The virtual machine first phase is to adapt this intermediate code to the target multicore architecture. It consists in answering the following questions:

• What is the suitable kind of parallelism?

• What is the suitable parallel task granularity?

• What is the suitable number of parallel tasks?

• Can we take advantage of a specialized instruction set for some operations?

• What are the parameter values for some parallelization or optimization?

The multi-parallel intermediate code exhibits different parameters allowing to adapt some parallelizing and optimizing transformations to the target architecture. For example, a loop unrolling will be parametrized by the number of iterations to be unrolled. This number will depend, for example, on the number of available registers and the size of the instruction cache. A parallelizing transformation will depend on several possible parallel instruction schedules. One or several schedules will be selected, for example, depending on the kind of memory hierarchy and the cache sharing among cores.

Concerning hypothetical parallelism, this first phase will reduce the number of these propositions to solutions that are well suited to the target architecture. This phase also instruments the intermediate code in order to install the dynamic mechanisms related to profiling and speculative parallel execution.

#### High level parallelization and native code creation

From these target architecture related adaptations, a parallel intermediate code is generated. It contains instructions that are specific to the dynamic optimizing and parallelizing mechanisms, i.e., instrumentation instructions to feed the profiling process as well as calls to speculative execution management procedures. A translation into native code executable by the target processor follows. This translation also allows to keep trace of the code extracts that have to be modified during the run.

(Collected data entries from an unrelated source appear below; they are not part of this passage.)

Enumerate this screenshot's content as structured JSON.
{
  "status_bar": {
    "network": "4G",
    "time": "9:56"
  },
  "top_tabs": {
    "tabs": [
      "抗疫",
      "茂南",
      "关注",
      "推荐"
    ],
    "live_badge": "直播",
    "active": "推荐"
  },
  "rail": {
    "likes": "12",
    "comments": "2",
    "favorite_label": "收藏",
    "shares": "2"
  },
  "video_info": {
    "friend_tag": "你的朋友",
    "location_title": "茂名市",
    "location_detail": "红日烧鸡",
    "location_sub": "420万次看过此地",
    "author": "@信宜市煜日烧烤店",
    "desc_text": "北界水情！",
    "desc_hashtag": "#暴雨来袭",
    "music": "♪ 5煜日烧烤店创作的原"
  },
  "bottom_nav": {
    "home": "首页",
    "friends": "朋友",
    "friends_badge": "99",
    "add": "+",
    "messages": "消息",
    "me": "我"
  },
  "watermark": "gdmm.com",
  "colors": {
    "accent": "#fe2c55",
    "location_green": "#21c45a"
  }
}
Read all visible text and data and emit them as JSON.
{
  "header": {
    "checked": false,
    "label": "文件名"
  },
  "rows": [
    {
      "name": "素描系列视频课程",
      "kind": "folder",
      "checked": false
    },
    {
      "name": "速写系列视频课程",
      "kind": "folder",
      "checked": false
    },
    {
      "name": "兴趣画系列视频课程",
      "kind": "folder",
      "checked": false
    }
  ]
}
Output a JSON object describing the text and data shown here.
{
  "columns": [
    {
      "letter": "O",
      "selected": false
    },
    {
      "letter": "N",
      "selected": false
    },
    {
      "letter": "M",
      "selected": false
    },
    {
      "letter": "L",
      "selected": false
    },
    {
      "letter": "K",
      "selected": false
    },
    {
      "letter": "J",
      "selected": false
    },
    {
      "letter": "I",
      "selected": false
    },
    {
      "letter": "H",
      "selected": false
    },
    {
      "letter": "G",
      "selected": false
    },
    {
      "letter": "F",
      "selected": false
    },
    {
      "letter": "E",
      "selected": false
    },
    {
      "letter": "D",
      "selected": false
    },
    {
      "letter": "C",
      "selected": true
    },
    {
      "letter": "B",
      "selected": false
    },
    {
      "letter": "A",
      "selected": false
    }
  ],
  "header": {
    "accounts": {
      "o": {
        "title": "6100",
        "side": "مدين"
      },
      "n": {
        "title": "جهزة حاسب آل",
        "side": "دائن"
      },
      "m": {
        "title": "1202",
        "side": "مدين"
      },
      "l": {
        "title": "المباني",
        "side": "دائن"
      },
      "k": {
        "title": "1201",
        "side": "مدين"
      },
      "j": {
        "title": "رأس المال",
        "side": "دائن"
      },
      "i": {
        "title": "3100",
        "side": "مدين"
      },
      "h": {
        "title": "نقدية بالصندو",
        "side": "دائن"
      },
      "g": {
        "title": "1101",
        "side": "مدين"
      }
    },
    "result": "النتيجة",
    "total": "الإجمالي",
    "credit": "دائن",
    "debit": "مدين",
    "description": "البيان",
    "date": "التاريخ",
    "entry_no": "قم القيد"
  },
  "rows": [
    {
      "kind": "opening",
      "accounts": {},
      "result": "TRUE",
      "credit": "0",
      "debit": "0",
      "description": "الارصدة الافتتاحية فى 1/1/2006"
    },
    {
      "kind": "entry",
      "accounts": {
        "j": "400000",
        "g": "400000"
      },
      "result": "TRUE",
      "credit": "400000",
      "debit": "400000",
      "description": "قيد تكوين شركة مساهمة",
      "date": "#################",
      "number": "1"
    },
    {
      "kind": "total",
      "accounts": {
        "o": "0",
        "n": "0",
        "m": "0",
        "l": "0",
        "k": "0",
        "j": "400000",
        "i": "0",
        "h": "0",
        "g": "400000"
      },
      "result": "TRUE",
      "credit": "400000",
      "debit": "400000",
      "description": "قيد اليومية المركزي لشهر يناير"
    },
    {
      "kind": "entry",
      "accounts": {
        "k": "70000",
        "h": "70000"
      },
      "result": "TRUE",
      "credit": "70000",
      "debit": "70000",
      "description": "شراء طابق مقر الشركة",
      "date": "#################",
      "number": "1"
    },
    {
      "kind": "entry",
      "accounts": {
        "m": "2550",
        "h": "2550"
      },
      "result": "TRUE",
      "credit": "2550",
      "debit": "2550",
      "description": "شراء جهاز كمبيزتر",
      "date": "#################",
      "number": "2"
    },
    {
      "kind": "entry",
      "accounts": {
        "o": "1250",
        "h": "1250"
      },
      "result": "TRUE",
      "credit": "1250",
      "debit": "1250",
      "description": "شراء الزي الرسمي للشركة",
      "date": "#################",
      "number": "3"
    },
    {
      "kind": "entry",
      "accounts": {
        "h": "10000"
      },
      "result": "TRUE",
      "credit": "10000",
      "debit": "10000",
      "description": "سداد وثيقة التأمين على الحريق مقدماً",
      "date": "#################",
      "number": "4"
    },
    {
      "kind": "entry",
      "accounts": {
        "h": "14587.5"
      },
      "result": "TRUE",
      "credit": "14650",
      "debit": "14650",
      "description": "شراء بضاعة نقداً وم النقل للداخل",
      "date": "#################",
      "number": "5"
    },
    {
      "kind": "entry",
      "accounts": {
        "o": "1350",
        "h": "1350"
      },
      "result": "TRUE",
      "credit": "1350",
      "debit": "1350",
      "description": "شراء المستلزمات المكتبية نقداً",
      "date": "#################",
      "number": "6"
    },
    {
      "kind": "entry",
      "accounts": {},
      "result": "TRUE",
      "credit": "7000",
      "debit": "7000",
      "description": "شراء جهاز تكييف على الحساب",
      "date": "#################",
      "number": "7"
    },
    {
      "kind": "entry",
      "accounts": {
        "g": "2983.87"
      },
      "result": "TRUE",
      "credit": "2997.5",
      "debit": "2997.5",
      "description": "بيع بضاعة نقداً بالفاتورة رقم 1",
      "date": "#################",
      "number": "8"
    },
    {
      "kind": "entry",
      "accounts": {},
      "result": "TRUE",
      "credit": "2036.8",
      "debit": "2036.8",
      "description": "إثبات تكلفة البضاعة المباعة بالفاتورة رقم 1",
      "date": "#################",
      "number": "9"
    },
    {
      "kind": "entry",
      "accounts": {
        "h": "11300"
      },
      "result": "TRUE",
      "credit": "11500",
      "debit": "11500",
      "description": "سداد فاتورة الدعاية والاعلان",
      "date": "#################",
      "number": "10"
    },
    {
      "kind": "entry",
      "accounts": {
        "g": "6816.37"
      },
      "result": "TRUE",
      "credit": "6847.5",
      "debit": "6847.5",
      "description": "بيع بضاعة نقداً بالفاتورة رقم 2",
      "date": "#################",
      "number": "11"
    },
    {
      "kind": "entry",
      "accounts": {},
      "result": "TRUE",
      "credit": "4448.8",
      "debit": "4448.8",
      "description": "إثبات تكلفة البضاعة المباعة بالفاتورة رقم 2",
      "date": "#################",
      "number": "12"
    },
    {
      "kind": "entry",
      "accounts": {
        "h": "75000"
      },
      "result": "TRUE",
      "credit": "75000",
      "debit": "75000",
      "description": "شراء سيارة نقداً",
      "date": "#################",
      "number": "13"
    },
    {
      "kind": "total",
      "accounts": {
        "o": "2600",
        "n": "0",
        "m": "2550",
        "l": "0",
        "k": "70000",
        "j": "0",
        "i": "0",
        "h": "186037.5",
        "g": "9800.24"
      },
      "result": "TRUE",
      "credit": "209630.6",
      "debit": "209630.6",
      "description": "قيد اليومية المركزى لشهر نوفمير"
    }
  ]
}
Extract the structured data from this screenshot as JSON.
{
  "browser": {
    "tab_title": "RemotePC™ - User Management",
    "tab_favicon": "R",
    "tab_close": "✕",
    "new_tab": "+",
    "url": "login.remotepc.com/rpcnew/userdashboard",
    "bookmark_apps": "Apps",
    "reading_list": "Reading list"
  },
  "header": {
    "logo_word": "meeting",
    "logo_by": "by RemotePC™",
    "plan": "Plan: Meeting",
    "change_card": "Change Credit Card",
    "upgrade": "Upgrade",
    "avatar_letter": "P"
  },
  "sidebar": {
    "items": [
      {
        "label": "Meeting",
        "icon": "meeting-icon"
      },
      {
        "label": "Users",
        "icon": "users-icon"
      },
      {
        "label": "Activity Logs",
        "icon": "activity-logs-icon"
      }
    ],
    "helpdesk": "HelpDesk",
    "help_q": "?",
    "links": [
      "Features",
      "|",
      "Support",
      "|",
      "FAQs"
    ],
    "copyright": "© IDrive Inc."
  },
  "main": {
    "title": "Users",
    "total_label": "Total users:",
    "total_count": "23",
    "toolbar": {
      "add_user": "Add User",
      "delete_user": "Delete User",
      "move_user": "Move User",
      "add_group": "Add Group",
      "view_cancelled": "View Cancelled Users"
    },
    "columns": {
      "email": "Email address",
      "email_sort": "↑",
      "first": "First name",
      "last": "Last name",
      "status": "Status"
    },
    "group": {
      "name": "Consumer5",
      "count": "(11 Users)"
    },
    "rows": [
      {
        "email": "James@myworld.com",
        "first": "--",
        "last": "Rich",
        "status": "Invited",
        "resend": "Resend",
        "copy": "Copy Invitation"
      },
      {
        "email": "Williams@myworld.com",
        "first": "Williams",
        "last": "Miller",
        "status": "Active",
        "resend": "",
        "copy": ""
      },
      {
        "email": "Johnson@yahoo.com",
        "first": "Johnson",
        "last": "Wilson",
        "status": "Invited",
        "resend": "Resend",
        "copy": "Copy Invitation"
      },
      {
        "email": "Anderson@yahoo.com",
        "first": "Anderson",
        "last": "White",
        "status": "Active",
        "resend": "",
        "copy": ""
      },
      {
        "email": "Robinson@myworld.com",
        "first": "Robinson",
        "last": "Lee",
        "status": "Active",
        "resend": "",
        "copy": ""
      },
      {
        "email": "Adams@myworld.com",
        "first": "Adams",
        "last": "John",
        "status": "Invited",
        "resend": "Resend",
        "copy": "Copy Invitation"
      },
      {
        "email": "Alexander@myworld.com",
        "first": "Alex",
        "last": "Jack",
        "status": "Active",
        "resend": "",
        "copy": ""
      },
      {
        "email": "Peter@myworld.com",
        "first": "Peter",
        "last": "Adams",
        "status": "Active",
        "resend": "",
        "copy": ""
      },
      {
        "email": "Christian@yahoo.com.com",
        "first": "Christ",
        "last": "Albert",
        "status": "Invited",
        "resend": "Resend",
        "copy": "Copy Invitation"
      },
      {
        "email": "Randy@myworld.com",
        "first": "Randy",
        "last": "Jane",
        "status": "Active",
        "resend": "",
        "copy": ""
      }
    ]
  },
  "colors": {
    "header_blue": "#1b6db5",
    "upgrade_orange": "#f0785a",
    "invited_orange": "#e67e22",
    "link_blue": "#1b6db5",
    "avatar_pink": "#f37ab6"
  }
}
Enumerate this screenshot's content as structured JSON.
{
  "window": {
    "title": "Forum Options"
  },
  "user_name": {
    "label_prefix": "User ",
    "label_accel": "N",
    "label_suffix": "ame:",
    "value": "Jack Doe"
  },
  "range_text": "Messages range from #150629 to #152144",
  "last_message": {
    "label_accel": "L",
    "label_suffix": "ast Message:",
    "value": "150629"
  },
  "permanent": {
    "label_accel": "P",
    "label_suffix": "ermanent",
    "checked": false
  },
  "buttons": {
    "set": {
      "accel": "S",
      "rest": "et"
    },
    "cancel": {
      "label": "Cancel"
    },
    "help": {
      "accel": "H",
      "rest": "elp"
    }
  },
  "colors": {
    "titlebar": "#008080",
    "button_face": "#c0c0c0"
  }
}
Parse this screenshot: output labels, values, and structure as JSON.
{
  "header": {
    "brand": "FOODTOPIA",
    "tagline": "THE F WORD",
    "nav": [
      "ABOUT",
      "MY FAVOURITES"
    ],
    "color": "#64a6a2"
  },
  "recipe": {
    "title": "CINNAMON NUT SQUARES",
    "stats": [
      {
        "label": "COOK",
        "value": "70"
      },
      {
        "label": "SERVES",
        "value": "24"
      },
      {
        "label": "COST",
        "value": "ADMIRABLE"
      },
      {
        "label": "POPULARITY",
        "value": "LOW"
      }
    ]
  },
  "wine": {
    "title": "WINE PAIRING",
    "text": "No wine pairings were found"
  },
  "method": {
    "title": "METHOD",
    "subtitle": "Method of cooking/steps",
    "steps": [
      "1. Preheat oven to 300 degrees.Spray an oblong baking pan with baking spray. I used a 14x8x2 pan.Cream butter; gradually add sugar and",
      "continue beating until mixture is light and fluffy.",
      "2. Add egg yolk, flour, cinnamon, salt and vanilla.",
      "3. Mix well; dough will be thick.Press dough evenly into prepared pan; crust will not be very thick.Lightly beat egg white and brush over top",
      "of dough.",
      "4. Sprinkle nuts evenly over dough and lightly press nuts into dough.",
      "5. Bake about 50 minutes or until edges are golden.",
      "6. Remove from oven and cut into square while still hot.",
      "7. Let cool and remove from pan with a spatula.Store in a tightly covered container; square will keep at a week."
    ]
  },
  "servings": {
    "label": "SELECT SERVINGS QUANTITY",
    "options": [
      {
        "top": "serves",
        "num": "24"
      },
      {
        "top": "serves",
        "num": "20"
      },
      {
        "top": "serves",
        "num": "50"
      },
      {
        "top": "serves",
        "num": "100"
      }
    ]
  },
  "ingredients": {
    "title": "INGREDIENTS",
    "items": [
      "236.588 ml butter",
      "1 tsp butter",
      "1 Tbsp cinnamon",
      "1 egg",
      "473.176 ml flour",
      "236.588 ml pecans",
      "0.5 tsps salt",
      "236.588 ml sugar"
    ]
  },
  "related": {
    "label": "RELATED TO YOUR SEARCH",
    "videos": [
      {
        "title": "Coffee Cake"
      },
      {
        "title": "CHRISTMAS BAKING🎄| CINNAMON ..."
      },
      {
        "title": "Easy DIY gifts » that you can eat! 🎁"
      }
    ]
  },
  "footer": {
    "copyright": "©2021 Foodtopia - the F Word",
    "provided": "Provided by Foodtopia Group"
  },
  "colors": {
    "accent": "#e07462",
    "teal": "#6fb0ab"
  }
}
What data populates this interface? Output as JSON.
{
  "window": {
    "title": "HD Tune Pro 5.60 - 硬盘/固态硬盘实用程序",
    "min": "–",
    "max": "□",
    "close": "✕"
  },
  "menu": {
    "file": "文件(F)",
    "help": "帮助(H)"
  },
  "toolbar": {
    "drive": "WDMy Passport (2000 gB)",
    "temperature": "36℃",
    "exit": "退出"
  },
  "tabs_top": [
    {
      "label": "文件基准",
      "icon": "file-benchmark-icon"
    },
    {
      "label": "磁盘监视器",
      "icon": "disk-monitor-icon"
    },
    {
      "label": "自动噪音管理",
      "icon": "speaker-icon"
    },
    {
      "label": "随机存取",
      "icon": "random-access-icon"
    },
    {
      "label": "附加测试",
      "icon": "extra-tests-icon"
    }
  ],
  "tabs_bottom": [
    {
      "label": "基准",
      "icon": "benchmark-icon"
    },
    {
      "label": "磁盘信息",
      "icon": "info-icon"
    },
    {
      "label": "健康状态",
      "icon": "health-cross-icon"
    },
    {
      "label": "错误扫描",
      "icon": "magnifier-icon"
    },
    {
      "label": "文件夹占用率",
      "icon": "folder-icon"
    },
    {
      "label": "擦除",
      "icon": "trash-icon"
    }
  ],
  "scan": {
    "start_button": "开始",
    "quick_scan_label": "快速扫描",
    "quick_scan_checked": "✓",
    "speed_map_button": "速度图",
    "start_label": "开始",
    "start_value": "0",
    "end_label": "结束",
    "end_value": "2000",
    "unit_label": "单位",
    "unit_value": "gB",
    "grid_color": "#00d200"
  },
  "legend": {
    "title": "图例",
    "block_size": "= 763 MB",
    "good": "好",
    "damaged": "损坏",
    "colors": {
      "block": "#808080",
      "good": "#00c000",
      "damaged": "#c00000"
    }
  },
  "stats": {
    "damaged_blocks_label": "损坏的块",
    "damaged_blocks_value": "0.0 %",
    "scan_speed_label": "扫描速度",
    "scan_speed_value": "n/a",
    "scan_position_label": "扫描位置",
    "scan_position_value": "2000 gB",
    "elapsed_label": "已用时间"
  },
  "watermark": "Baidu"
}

#### Low level parallelization

The binary version of the code exhibits new parallelism and optimization sources that are specific to the instruction set and to the target architecture capabilities. Moreover, some dynamic optimizations are dedicated to specific instructions, or instruction blocks, as for example the memory reads which time performances can be dynamically improved by data prefetching [1] . Thus the binary code can be transformed and instrumented as well.

#### Distribution, execution and profiling

The so built executable code is then distributed among the processor cores to be run. During the run, the instrumentation instructions feed the profiler with information for execution monitoring and for behavior models construction (see subsection 3.3 ). An accurate knowledge of the binary code, thanks to the control of its generation, also permits at this step to dynamically control the insertion or deletion of some instrumentation instructions. Indeed it is important to manage execution monitoring through sampling based instrumentations in varying frequencies, following the changing behavior frequency (see in [1] and [76] a description of this kind of mechanism), as such instrumentations necessarily induce overheads that have to be minimized.

#### Re-parallelization, thread mutation or rollback

Depending on the information collected from instrumentation, and depending on the built prediction models, the profiling phase causes a re-transformation of some code parts, thus causing the mutation of the concerned threads. Such re-transformation is done either on the binary code whether it consists in low level and small modifications, as for example the adjustement of a data prefetching distance, or on the intermediate code if it consists in a complete modification of the parallelizing strategy. For example, such a processing will follow the observation of a bad performance, or of a change in the computing resources availability, or will be caused by the completion of a dependency prediction model allowing the generation of a speculative parallelization. From such a speculative execution, a re-transformation can consist in rolling back to a sequential execution version when the considered hypothetical parallelism, and thus the associated prediction model, has been evaluated wrong.